The New “Agentic AI” Workflow
Recently, my company adopted a full‑agentic AI workflow. Everything from business analysis to code review is handled through internal tools: AI agents, skills, commands, etc.
Goal
- Take a client need and split it into detailed use cases.
- Turn use cases into technical specifications.
- Turn specifications into implementation steps.
- Execute those steps.
- Review the generated code.
What a Developer Is Expected to Do
| Role | Expected Tasks |
|---|---|
| Lead dev | • Read a 300‑line use‑case markdown file. • Re‑prompt and go AFK for a coffee, until validation. |
| Lead dev | • Read a 500‑line specification. • Re‑prompt and go AFK again, until validation. |
| Dev | • Ask AI to split the spec into tasks. AFK. • Ask AI to code each task. Type “next” until it’s done. AFK. • Ask AI to review, fix, and push. AFK. |
Wife: “What did you do today?”
Me: “I spent my day writing nothing but ‘next’ in a conversation with a Turing‑test‑passing LLM.”
What’s Missing?
There is no figuring things out. No puzzle solving. One could even say there is not much thinking involved at all—just babysitting the AI.
Sure, you might step in if something looks wrong. In the first weeks of using only this workflow you will course‑correct (adjust prompts, fix output). But you don’t really engage with the problem anymore.
Consequences
- You become out‑of‑touch with the code.
- Your brain becomes lazy; you start missing issues (e.g., a random color the client chose has been forgotten).
- Shipping faster while touching less code means the whole team adds code without truly understanding the system.
- When you join a project you’ve never worked on, you read specifications but you don’t know how the system behaves globally.
- Over time you trust the AI’s word more than you should.
Even if you have great prompting skills, you can’t fit everything into a prompt or a context window. That feature mentioned casually by the client in a meeting that will come with v2? AI wasn’t there. You were. You’re the one who can shape the system so future changes don’t break everything—at least, you used to.
The Nail in the Coffin
Two comments from my team lead and the universally‑beloved‑scrum‑… summed up the problem perfectly.
“We’re no longer solving problems; we’re just validating outputs.”

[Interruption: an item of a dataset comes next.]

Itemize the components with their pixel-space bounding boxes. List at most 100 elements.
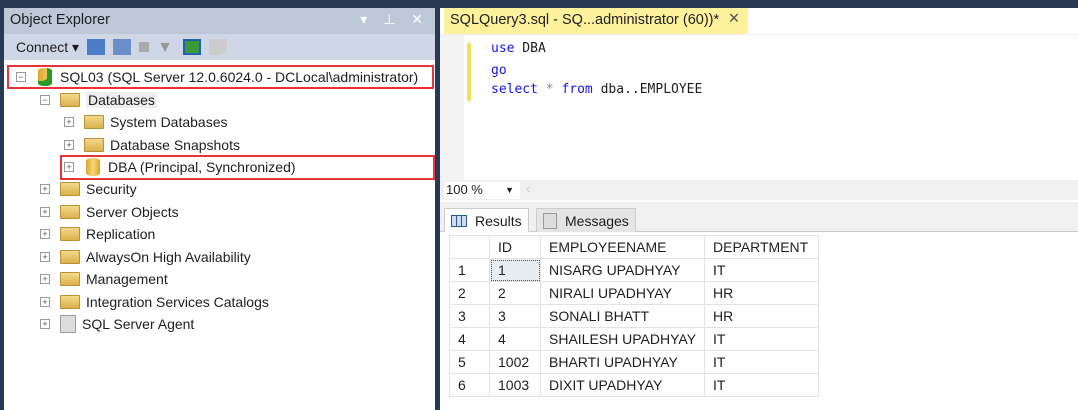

“If we keep this up, we’ll lose the ability to think critically about our own code.”
Closing Thoughts
AI is an incredible assistant, but it shouldn’t replace the core activity that made us fall in love with development: the joy of figuring things out.
We need to strike a balance—use AI to augment our work, not to erase the very puzzles that keep us sharp.
Summary
Your manager’s recent statements have left you frustrated:
- “You don’t need to learn a frontend framework; AI will write the code for you.”
- “Human code reviews are obsolete; AI can auto‑merge.”
Both claims are fundamentally wrong, but the broader workflow they’re promoting isn’t entirely without merit.
Why Learning Still Matters
- Skill growth: Learning sharpens your problem‑solving abilities.
- Quality control: Understanding the code lets you spot issues in AI‑generated output.
- Learning through reviews: Code reviews are one of the best ways to improve.
The Business Perspective
A company’s primary goal is revenue. A tool that ships faster— even if it introduces bugs— can be attractive as long as fixing those bugs remains quicker than doing everything manually. This is why your manager’s stance makes sense from a business standpoint.
Questions for the Future
- Will we still read the code we ship?
- Will large AI‑generated codebases be maintainable?
- Will adding features be smooth or a constant fight?
- Should I keep learning? Yes.
- Do I still bring value?
Personal Reflection
- Energy boost: With the new workflow, you have more energy for personal projects because you’re not thinking about code all day.
- Uncertainty: You’re not sure whether this is ultimately beneficial.
Takeaway
- Keep learning. It remains essential for spotting AI mistakes and for personal growth.
- Balance efficiency with quality. Faster shipping is valuable, but maintainability and continuous learning are equally important.